Fifth, it is a complete distortion of facts to accuse China of suppressing foreign media and denying US journalists visa. The fact is that since 2018, the US has indefinitely delayed or denied visa approval for 20 Chinese journalists. It designated US-based Chinese media as “foreign agents” and “foreign missions”, expelled 60 Chinese journalists in all but name, and limited visas for Chinese journalists to a maximum 90-day stay.
That means they have to apply for an extension every three months and pay $490 for it each time. The visa extension applications submitted by Xinhua New Agency’s and People’s Daily’s correspondents in early November 2020 haven’t been approved yet. Following the US rules, they have stopped working since early February.
The Xinhua correspondent was forced to return to China on May 1. Besides, many Chinese journalists whose applications were finally approved found that when the notice came, the validity period was almost up, which means they had to start a new round of application right away. All these have put US-based Chinese journalists in great uncertainty and severely affected their work and life. You may ask yourselves, how have you been treated in China? If China were to treat foreign journalists like the US, how would you feel?
China has no other choice but to make necessary and legitimate responses to the wanton US suppression. We exercised the utmost restraint and has not yet retaliated against the US measure to slash Chinese journalists’ visa stay to a maximum of 90 days. After the outbreak of COVID-19, we did what we could to overcome difficulties and help China-based American journalists and their families stranded overseas to return to China.
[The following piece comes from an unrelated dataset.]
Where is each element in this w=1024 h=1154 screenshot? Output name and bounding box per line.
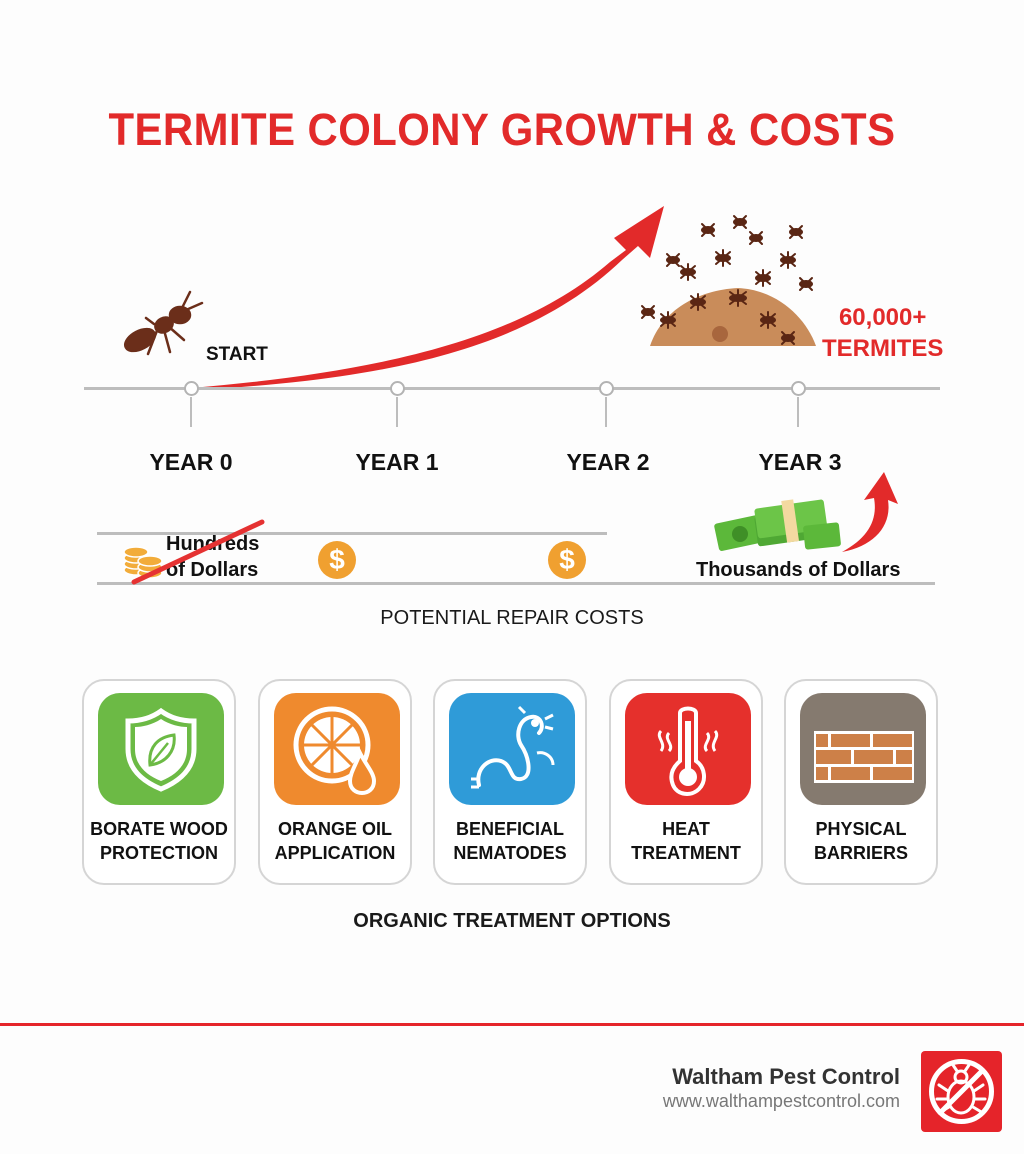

Even though the US refuses to grant Chinese journalists visa extension, we still offer support and assistance to American journalists working in China like all foreign journalists. Their reporting here has not been affected at all. On the visa issue, the overwhelming majority of the nearly 500 foreign journalists in China hold press cards with a validity period of one year. The facts are crystal clear and I hope relevant journalists can all look at this rationally.”